Dost thou hear, Iago?
I will be found most cunning in my patience;
But — dost thou hear?— most bloody.

Iago

That’s not amiss;
But yet keep time in all. Will you withdraw?

Othello retires

Now will I question Cassio of Bianca,
A housewife that by selling her desires
Buys herself bread and clothes: it is a creature
That dotes on Cassio; as ’tis the strumpet’s plague
To beguile many and be beguiled by one:
He, when he hears of her, cannot refrain
From the excess of laughter. Here he comes:

Re-enter Cassio

As he shall smile, Othello shall go mad;
And his unbookish jealousy must construe
Poor Cassio’s smiles, gestures and light behavior,
Quite in the wrong.
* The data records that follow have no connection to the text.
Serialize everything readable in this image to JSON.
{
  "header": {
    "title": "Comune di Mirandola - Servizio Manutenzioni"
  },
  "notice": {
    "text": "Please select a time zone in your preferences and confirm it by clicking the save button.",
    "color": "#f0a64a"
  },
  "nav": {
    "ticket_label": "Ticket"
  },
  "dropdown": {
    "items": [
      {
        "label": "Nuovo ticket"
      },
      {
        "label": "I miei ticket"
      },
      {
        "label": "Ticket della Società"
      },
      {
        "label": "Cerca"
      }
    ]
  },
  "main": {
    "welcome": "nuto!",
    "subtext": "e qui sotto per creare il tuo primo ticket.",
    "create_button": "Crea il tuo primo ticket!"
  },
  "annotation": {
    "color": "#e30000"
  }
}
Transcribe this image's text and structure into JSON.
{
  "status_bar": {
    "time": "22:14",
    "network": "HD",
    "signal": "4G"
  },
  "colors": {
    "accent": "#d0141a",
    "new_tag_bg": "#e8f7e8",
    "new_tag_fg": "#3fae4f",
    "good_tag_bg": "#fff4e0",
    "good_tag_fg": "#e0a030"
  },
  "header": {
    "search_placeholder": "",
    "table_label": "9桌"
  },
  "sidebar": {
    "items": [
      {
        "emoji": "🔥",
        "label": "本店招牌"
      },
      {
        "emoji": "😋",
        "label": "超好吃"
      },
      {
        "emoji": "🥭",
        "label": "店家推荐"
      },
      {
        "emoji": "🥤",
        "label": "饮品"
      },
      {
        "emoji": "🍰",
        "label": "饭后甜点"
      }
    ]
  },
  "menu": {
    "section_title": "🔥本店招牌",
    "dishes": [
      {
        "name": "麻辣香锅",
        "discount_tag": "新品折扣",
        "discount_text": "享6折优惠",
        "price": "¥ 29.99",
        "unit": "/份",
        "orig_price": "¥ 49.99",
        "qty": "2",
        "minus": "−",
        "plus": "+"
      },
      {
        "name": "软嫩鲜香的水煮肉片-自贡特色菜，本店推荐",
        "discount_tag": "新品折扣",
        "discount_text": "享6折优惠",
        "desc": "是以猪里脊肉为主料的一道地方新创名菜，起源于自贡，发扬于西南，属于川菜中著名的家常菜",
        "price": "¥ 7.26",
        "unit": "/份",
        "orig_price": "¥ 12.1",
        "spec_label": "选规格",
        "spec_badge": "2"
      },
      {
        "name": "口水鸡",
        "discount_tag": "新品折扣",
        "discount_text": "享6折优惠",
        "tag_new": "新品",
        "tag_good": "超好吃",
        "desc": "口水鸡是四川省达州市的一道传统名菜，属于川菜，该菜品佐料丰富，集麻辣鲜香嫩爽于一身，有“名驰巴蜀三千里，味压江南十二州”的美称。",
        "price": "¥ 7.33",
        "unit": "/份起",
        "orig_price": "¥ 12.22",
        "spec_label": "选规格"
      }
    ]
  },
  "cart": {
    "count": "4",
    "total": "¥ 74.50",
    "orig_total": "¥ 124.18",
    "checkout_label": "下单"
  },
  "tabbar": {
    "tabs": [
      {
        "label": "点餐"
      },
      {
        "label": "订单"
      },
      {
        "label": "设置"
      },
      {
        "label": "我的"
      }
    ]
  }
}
How do you now, lieutenant?

Cassio

The worser that you give me the addition
Whose want even kills me.

Iago

Ply Desdemona well, and you are sure on’t.

Speaking lower

Now, if this suit lay in Bianco’s power,
How quickly should you speed!

Cassio

Alas, poor caitiff!

Othello

Look, how he laughs already!

Iago

I never knew woman love man so.

Cassio

Alas, poor rogue! I think, i’ faith, she loves me.

Othello

Now he denies it faintly, and laughs it out.

Iago

Do you hear, Cassio?

Othello

Now he importunes him
To tell it o’er: go to; well said, well said.